Il CFP Lonati ha presentato due collezioni a tema “Petali”: un giardino segreto in cui moda, natura e immaginazione si incontrano. Le creazioni raccontano un percorso di crescita e trasformazione: la prima raccolta, realizzata dagli studenti del primo e secondo anno del corso di Moda, si ispira alla farfalla come simbolo di rinascita e cambiamento; la seconda, creata dagli allievi del terzo e quarto anno, esplora il mondo dei fiori attraverso tessuti preziosi, colori intensi e richiami all’haute couture.

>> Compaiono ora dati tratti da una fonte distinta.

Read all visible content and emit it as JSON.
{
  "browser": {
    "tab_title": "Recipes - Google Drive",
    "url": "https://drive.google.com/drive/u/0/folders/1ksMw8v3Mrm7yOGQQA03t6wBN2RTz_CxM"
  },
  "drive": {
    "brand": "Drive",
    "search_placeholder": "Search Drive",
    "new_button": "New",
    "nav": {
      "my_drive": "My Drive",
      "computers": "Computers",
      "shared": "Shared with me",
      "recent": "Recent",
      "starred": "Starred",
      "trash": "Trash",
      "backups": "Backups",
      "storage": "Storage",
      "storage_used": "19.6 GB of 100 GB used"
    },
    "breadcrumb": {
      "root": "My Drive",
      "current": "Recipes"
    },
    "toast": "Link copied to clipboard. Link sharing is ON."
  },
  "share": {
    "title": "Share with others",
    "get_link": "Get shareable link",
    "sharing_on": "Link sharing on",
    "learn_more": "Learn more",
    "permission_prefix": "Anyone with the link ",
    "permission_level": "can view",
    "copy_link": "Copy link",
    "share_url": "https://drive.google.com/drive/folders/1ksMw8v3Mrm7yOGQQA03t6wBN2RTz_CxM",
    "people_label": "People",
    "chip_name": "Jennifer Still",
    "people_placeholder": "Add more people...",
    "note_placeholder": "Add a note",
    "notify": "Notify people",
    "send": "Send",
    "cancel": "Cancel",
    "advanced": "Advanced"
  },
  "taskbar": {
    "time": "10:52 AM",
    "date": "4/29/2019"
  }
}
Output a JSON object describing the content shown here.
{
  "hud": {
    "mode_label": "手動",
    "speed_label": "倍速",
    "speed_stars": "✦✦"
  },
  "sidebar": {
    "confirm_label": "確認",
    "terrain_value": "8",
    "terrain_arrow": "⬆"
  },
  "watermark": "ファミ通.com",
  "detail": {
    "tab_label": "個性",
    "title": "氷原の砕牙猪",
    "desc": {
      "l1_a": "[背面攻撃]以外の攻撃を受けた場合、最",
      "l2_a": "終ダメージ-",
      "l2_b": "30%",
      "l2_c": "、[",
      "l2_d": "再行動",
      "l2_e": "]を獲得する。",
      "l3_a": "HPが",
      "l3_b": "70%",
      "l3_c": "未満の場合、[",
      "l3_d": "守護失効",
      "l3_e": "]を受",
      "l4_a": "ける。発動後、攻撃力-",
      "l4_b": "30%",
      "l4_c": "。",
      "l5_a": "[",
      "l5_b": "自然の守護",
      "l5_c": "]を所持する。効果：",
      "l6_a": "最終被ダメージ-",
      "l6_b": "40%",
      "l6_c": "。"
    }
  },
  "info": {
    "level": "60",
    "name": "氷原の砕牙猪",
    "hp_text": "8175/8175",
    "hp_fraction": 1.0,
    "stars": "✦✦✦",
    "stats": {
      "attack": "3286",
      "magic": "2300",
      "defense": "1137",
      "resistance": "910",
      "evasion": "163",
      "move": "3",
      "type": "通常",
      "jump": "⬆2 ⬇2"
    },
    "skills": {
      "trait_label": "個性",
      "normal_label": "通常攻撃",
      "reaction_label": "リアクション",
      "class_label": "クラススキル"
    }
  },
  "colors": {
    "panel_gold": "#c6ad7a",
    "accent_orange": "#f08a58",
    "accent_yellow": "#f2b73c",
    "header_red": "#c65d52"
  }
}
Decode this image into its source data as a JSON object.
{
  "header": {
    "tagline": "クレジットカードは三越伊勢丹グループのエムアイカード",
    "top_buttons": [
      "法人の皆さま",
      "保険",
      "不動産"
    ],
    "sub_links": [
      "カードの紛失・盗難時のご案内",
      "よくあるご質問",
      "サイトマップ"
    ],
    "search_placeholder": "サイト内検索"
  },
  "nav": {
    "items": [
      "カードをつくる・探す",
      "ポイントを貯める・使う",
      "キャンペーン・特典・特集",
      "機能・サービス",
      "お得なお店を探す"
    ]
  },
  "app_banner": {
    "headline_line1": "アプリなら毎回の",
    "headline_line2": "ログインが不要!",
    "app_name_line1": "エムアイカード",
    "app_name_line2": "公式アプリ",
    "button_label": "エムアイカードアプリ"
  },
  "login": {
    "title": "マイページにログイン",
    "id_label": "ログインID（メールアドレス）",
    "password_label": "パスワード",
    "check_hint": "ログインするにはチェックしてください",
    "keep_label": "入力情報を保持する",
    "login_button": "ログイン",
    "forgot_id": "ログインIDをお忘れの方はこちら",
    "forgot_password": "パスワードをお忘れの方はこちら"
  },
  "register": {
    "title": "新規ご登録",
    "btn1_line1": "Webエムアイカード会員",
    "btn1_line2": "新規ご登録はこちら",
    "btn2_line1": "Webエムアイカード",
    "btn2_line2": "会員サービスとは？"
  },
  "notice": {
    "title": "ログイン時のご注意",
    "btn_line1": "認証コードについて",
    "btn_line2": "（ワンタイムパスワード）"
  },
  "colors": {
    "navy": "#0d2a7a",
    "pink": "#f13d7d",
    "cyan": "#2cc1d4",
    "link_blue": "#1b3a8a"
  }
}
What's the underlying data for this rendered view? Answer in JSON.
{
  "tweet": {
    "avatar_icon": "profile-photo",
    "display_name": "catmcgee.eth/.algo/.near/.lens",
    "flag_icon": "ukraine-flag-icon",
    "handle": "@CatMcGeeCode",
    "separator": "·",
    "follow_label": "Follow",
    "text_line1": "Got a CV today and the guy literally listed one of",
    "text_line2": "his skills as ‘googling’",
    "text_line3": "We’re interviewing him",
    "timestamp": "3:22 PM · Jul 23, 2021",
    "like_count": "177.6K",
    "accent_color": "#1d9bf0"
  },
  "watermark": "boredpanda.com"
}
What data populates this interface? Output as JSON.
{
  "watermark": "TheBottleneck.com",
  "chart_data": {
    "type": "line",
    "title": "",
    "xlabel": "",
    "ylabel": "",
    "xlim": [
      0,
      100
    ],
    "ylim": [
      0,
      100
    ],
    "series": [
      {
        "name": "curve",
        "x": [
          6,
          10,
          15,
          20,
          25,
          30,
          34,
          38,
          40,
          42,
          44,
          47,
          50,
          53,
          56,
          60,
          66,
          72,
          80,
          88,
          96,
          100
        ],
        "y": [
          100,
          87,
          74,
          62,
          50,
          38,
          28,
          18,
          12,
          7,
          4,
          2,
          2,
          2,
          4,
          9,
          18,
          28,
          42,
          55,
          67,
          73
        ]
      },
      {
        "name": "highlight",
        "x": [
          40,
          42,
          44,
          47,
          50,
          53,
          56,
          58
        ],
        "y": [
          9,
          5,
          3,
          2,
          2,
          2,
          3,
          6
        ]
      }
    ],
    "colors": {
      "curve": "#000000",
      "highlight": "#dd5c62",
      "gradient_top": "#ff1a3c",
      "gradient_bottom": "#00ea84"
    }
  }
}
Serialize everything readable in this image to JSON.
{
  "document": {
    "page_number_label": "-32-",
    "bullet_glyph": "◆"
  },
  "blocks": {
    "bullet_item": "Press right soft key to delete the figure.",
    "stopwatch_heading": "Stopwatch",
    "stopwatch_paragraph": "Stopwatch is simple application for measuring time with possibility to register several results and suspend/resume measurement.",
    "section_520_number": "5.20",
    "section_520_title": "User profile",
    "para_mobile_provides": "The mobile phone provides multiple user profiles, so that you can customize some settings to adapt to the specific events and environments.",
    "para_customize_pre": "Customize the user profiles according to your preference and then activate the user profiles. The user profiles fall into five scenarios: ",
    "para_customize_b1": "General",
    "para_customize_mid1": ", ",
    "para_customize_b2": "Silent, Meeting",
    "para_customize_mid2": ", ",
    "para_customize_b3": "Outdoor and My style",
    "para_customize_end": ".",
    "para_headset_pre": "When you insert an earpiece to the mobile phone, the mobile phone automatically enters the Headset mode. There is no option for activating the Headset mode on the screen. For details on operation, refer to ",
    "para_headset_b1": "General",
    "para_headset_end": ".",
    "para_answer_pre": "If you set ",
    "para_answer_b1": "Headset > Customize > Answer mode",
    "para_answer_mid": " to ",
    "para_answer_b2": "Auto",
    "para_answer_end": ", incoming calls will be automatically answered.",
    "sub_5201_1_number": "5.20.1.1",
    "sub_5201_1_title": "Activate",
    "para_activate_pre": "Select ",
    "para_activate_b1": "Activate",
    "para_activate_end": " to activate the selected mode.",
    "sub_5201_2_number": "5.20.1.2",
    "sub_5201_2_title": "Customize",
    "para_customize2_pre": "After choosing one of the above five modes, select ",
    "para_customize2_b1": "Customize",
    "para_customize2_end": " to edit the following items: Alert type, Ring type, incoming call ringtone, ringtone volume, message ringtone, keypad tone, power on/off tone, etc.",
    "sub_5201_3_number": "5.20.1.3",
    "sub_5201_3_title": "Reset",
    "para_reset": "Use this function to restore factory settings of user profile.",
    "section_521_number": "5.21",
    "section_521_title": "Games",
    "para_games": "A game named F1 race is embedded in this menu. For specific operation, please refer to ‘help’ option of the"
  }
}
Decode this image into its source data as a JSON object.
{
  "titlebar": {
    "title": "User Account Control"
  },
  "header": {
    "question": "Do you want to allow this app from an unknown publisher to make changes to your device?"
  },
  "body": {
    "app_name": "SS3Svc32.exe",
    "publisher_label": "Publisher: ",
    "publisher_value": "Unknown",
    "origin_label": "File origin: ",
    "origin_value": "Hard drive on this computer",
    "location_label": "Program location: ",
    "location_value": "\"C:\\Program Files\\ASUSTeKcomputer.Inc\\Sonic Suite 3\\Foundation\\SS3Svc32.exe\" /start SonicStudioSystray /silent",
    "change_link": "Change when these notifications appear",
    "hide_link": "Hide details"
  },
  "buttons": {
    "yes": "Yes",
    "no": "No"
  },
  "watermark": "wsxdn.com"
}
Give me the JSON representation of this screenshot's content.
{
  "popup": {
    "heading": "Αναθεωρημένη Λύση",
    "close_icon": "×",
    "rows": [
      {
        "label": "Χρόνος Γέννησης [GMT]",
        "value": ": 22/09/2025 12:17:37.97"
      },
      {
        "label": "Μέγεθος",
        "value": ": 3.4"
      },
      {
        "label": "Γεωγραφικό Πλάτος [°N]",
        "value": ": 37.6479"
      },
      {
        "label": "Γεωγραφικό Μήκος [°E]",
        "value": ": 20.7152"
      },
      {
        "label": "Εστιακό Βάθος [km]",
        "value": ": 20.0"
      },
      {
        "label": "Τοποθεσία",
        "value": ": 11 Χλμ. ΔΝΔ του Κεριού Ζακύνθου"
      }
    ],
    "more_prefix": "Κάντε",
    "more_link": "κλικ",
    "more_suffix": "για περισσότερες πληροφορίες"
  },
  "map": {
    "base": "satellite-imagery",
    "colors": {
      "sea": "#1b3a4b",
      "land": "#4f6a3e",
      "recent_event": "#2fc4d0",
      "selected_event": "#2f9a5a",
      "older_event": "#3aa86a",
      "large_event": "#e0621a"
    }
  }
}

L’intera passerella si è trasformata in una scenografia immersiva con atmosfere che dai toni pastello evolvono progressivamente verso colori più profondi e maturi, evocando il passaggio dall’adolescenza all’età adulta. I fiori rappresentano un simbolo universale di emozioni, memoria e bellezza, esplodendo in abiti e accessori come vere opere d’arte.Il progetto è stato seguito dalle docenti Enrica Pizzamiglio e Lorena Zani. Gli studenti del CFP Lonati, in particolare quelli del corso di Turismo, si sono occupati anche dell’accoglienza in sala degli ospiti durante la serata.
A rendere ancora più immersiva e coinvolgente questa esperienza è stato il contributo dell'accademia di Belle Arti SantaGiulia. Competenze, sensibilità e linguaggi artistici differenti si sono intrecciati così in un unico grande progetto collettivo, dando forma a una serata che ha celebrato il concetto di creatività intesa come continua trasformazione.Il visual dell’evento è stato realizzato dalla studentessa Ilaria Olivari, mentre le scenografie video sono state curate dagli studenti della Scuola di Nuove Tecnologie dell’Arte Diego Lamon, Mattia Litterio, Mattia Mastore, Arianna Russo e Stefano Valotti. Il coordinamento degli studenti e la progettazione scenografica sono stati affidati a Giulia Argenziano, scenografa e dottoranda in Arti Visive e Umanesimo Tecnologico dell'accademia SantaGiulia.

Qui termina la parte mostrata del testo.